Leisel clicked on her untackled inbox. At the top was an email from her boss.
Leisel—I need to talk to you just as soon as you have a moment. Zac xxxx
That ‘xxxx’ seemed like one big F-you. Whatever he wanted to see her about, it wouldn’t end in understanding hugs and air kisses.
She steeled herself, stood up and walked to Zac’s nook—he didn’t have an office, no one had an office. ‘You wanted to see me?’
‘Leisel.’ Zac pushed his chair back, looking into her face but not quite meeting her eyes. He wore an almost-black T-shirt that was faded and lightly frayed at the neck, skinny white jeans and hi-tops that Leisel knew cost $350—they’d been in the men’s pages of the latest BUY THIS, one of her titles. He was so young and so white, almost transparent. Leisel suppressed an urge to ask him if he ever went outside, the way that young people should. She looked at the four types of screens he had within a finger’s reach and thought better of it.
‘Zac.
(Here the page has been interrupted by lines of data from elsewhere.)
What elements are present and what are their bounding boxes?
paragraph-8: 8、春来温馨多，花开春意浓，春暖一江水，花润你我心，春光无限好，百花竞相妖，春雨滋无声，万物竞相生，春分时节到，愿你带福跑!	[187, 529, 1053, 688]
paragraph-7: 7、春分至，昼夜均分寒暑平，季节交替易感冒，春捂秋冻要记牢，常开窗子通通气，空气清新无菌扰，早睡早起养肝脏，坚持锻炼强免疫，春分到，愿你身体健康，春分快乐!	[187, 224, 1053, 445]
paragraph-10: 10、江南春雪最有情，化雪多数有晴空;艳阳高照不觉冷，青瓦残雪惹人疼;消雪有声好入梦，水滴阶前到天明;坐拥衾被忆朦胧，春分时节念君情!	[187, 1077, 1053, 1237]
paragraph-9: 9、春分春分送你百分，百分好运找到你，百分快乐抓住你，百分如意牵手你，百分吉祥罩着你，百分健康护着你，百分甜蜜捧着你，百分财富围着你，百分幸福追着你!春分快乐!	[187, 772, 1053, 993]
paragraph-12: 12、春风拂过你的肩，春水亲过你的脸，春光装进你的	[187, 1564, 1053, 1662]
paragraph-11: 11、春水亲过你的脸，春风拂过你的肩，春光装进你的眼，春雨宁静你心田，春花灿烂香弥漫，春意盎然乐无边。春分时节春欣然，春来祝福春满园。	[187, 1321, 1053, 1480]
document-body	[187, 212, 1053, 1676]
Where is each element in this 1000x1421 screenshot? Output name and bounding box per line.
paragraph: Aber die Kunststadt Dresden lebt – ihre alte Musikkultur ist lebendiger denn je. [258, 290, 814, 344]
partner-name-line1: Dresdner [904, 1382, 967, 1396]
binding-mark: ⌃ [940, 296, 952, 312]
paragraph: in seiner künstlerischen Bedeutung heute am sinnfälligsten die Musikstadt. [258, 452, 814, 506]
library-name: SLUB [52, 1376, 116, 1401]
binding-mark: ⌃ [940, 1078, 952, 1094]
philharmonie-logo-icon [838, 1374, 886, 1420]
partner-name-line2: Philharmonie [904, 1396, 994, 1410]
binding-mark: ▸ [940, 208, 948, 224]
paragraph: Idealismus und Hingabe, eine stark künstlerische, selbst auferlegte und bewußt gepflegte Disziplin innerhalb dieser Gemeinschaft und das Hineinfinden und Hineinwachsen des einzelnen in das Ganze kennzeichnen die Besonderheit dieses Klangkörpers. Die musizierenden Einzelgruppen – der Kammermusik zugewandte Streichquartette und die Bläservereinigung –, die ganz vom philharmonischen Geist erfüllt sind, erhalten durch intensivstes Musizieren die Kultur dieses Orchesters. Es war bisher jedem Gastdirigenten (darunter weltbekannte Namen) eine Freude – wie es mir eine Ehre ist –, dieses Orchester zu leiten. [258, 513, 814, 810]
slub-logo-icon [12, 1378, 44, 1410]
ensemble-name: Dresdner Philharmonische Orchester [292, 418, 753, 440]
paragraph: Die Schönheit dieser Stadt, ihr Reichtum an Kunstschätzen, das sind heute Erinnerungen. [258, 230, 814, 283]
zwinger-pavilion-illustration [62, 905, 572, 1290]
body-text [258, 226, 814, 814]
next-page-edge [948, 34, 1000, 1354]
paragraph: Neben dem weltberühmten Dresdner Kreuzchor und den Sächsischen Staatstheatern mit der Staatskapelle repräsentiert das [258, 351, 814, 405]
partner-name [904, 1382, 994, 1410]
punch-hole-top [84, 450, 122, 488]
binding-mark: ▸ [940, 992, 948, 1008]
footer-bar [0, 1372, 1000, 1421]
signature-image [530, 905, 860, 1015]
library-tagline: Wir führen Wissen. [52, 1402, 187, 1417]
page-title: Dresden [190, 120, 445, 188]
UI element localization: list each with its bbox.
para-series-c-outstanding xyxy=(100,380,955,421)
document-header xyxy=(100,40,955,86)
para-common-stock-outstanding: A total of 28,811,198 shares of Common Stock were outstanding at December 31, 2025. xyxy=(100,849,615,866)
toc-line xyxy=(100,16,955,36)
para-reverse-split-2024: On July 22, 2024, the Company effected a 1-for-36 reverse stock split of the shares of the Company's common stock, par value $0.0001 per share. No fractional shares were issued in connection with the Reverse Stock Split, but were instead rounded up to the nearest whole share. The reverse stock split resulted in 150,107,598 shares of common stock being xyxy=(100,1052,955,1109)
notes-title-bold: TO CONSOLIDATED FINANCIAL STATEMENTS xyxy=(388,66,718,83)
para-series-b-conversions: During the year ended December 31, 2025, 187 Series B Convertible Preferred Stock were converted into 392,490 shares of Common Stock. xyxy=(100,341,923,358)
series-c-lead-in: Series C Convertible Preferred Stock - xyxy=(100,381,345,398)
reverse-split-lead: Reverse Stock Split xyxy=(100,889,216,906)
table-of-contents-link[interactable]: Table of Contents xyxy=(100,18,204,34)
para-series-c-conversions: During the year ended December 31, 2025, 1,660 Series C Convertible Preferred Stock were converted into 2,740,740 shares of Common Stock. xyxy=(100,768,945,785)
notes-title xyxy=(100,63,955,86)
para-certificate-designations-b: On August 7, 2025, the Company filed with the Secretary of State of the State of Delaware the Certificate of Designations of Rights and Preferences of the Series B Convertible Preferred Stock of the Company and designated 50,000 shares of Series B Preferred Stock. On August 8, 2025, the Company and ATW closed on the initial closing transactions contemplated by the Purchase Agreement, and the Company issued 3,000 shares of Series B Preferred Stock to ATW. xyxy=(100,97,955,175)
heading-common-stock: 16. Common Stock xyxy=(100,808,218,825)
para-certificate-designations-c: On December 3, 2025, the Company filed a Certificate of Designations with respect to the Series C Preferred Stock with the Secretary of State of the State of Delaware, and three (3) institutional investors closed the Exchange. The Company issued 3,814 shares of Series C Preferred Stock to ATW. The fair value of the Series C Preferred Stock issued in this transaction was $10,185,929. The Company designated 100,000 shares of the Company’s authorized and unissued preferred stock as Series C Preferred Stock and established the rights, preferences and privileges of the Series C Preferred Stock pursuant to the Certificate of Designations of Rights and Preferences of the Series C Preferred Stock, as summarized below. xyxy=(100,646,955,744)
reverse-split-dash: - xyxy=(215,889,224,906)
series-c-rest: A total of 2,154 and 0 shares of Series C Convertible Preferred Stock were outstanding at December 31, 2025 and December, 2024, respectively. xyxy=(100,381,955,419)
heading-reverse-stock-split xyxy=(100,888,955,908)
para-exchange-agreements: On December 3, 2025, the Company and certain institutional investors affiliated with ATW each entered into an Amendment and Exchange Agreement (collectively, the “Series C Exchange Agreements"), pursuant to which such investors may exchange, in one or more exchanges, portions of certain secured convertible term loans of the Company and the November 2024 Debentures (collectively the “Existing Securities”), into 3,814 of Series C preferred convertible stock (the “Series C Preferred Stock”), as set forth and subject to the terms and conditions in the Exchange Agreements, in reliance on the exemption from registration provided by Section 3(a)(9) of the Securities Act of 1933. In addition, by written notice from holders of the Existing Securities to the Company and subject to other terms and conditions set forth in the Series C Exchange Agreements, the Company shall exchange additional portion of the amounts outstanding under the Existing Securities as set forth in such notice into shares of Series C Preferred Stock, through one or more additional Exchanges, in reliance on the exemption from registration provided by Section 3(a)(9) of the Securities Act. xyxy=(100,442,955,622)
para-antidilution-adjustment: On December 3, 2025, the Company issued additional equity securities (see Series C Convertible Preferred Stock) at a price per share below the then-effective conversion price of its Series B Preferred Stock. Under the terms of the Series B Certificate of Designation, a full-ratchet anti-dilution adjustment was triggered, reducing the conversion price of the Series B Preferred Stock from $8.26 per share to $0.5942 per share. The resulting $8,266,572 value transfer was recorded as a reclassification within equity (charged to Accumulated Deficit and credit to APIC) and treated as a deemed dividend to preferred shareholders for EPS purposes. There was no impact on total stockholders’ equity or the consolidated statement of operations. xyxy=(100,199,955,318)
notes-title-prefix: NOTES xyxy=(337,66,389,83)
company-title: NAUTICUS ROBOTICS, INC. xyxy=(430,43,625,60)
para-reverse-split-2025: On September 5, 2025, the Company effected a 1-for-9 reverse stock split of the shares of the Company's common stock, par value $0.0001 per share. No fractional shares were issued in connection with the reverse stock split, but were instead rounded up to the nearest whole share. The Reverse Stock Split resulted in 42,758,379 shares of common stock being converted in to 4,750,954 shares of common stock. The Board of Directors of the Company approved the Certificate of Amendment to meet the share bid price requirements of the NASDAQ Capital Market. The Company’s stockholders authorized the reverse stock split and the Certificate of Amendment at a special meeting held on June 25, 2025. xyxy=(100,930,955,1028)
How’s things?’
‘Things are alright, you know. Alright.’ He always struggled to make eye contact. Was it because he was always on the brink of delivering bad news, or was he just one of those young people she’d read about who found face-to-face interaction impossible? ‘This is awkward, Leisel, but it’s about your hours.’
‘My hours?’ Here we go, she thought.
‘You know how much we value you around here. Your experience, your commitment.’
Uh-huh.
‘But it’s been brought to my attention that some of the other, um, other staff feel that you are not pulling your weight as part of the team.’ Zac lifted his giant plastic smoothie cup and took a long sip from the straw. He looks like my preschooler, thought Leisel. This conversation must be causing him so much pain—confrontation is, like, the worst.